Change isn’t easy, and a big restructuring is hard for everybody involved. I lived through one in the business world. I’m not going to tell you who the employer is, but let’s just say it is a pretty big publicly traded company. “The Company” was profitable, but performing poorly, both in terms of operational efficiency and financially … not unlike Manitoba health care. Cue a change in CEO, a culling of the senior executives, and a dramatic multi-year gutting and rebuilding of the company. Union agreements were consolidated, jobs were cut (including my own) and the whole culture of The Company changed.
There was a lot of upheaval … maybe too much and too fast if we’re being honest … and there were a lot of unhappy people. But ultimately it worked.
Some of the big changes were walked back a little bit — something we’re already seeing with Pallister’s reforms — and several years later The Company is performing far better. If you bought shares at the start of the reforms, you would have seen them increase 500% by now. It’s not just shareholders who are benefiting … customers (most of them) are happier too. It’s simply a better run and more efficient entity.

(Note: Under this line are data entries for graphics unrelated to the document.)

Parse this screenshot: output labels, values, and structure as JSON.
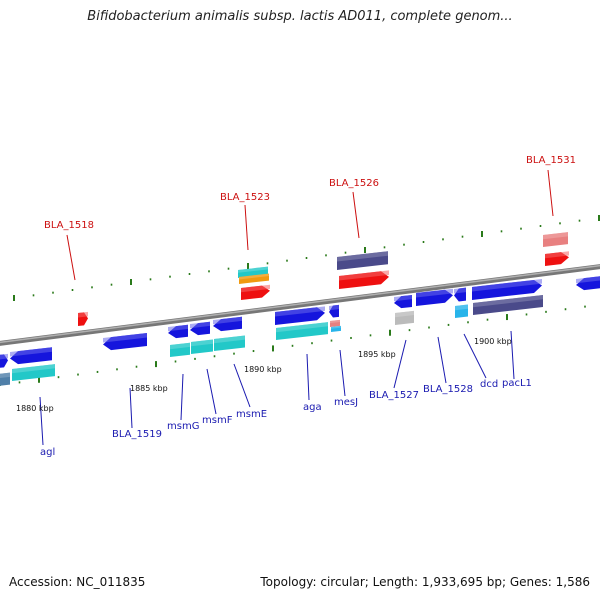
{
  "title": "Bifidobacterium animalis subsp. lactis AD011, complete genom...",
  "footer": {
    "accession": "Accession: NC_011835",
    "summary": "Topology: circular; Length: 1,933,695 bp; Genes: 1,586"
  },
  "colors": {
    "backbone": "#8a8a8a",
    "tick": "#2a7a1a",
    "label_blue": "#1a1ab0",
    "label_red": "#cc1010",
    "gene_blue": "#1515dd",
    "gene_cyan": "#22c8c8",
    "gene_red": "#ee1010",
    "gene_orange": "#f09a10",
    "gene_slate": "#4a4a8a",
    "gene_pink": "#e88080",
    "gene_grey": "#bbbbbb",
    "gene_sky": "#28b4ea",
    "gene_steel": "#4f7fa8"
  },
  "scale_labels": [
    "1880 kbp",
    "1885 kbp",
    "1890 kbp",
    "1895 kbp",
    "1900 kbp"
  ],
  "gene_labels": {
    "agl": "agl",
    "bla_1519": "BLA_1519",
    "msmG": "msmG",
    "msmF": "msmF",
    "msmE": "msmE",
    "aga": "aga",
    "mesJ": "mesJ",
    "bla_1527": "BLA_1527",
    "bla_1528": "BLA_1528",
    "dcd": "dcd",
    "pacL1": "pacL1",
    "bla_1518": "BLA_1518",
    "bla_1523": "BLA_1523",
    "bla_1526": "BLA_1526",
    "bla_1531": "BLA_1531"
  }
}
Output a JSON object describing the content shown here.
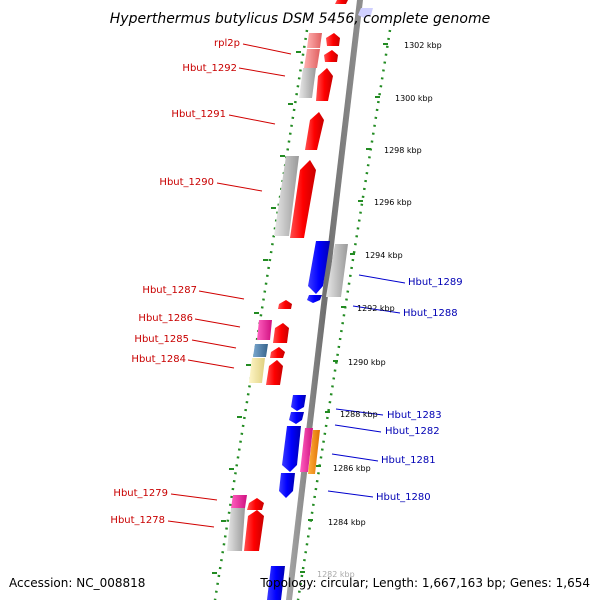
{
  "title": "Hyperthermus butylicus DSM 5456, complete genome",
  "footer": {
    "accession": "Accession: NC_008818",
    "topology": "Topology: circular; Length: 1,667,163 bp; Genes: 1,654"
  },
  "colors": {
    "forward_gene": "#ff0000",
    "reverse_gene": "#0000ff",
    "cds_gray": "#b8b8b8",
    "magenta_feature": "#ff1493",
    "steelblue_feature": "#4682b4",
    "khaki_feature": "#f5e6a0",
    "orange_feature": "#ff8c00",
    "ruler_dots": "#228b22",
    "backbone": "#808080"
  },
  "kbp_ticks": [
    "1302 kbp",
    "1300 kbp",
    "1298 kbp",
    "1296 kbp",
    "1294 kbp",
    "1292 kbp",
    "1290 kbp",
    "1288 kbp",
    "1286 kbp",
    "1284 kbp",
    "1282 kbp"
  ],
  "forward_genes": [
    {
      "name": "rpl2p"
    },
    {
      "name": "Hbut_1292"
    },
    {
      "name": "Hbut_1291"
    },
    {
      "name": "Hbut_1290"
    },
    {
      "name": "Hbut_1287"
    },
    {
      "name": "Hbut_1286"
    },
    {
      "name": "Hbut_1285"
    },
    {
      "name": "Hbut_1284"
    },
    {
      "name": "Hbut_1279"
    },
    {
      "name": "Hbut_1278"
    }
  ],
  "reverse_genes": [
    {
      "name": "Hbut_1289"
    },
    {
      "name": "Hbut_1288"
    },
    {
      "name": "Hbut_1283"
    },
    {
      "name": "Hbut_1282"
    },
    {
      "name": "Hbut_1281"
    },
    {
      "name": "Hbut_1280"
    }
  ]
}
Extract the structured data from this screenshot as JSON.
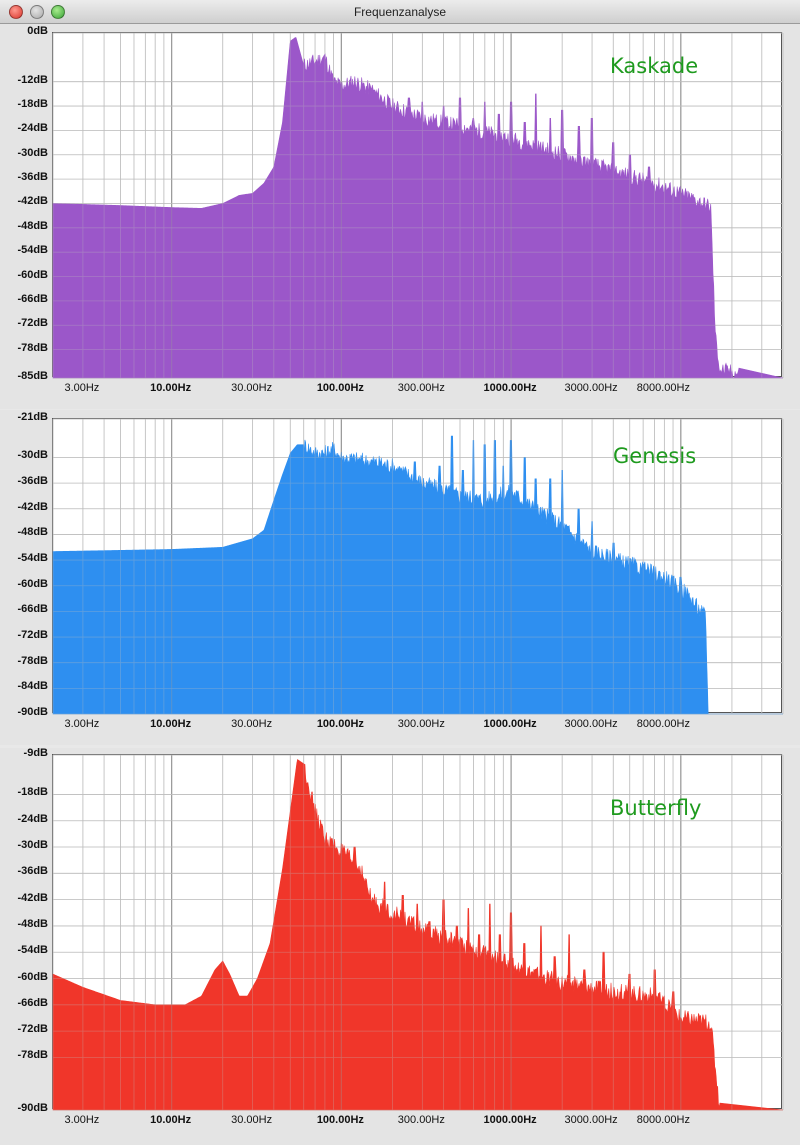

There are parallels to be drawn here. You and I, the shareholders and the customers of Manitoba Health, are paying too much for what we’re getting. You can argue about aspects of the plan and you can criticize the way it is being rolled out, but something needed to be done and the government’s general plan of attack is the correct one. We need to see it through. At the end of the day I expect a better and more sustainable health care system as a result.